Jul 25, 2004 17:06
I knew when I wrote that I wouldn't miss andrea and all of them or whatever I said it would hurt them. I didn't mean to hurt them so much, but that's what happens in life. YOu have to move on, and i believe if I up and left today, I would miss Andrea. I would miss her so much I don't even think words can describe it. And I don't know what I'm gonna do that year I'm alone, when she's graduated and I'm a senior. I do when she leaves and I'm still here. I do have friends in my own grade, but not ones who live across the street from me (except for Jade but that's only her father's house). Eea means a lot to me, and I will miss her no matter what happens. I believe this is what I wrote
" only said that so Andrea and all of them would feel missed. Don't get me wrong, I did miss Andrea and Steve, but I could have gone on without them. I love hanging out with them and talking to them, but I made new friends, and I also miss them. I bonded with those people for two straight weeks. There's something different about the people you see for 24/7 that differ from the people you only see at school."

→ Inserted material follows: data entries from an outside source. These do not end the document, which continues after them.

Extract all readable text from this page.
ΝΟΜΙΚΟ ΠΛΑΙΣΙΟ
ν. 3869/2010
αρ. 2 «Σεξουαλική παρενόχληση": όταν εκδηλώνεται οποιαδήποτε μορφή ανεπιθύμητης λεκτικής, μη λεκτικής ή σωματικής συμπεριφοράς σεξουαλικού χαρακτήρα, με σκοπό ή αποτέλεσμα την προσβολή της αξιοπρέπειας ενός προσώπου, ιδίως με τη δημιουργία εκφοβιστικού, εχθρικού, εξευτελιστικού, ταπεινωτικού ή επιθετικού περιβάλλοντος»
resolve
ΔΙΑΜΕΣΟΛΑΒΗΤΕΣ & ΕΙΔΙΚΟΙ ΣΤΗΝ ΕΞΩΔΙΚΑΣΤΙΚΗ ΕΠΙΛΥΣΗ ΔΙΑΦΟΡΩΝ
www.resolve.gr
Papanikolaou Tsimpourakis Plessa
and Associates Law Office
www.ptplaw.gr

I don't even know why I wrote the first line now, I really did miss Andrea and Steve, I don't know why I write those lines sometimes. i say them all the time meaning good intentions, and they always fuck up. hence i think I'm a bitch and estella. But I guess when I tried to put that I tried to justify my point that I was getting across, which I can't even remember, so that means it must have been a shitty point.
This is to you Andrea. I really did miss you guys. You, Steve, Caitlin, Ha, etc...I missed everyone, I even wrote a story about it and it's in the literary magizene we made there. I remember that I did miss you Andrea, cause I was laying in bed thinking that these people were my new family for two weeks, and I have to deal with them. But I remember thinking that not one of them reminded me of you, that you were so unique and so special to me that you couldn't be replaced. I know I can't explain why I said that earlier, I don't even understand it myself sometimes. I think that's why my relationships end so quickly lol. Well, I know that if I apologize over and over again it might not heal the wound that I gave you, but I want you to know eea, I might not miss some people, I might hate some people, but I will always miss you when I'm away and I'll always love you (in a non perverted way). I don't want what happened between me and Caitlin to happen to us.
To recap, I did miss everyone away, I missed Andrea the most, I don't know why I wrote that thing earlier, it was shitty of me and I told you guys I could be a bitch, and forgive me eea, I'm sorry *insert puppy dog eyes here* lol.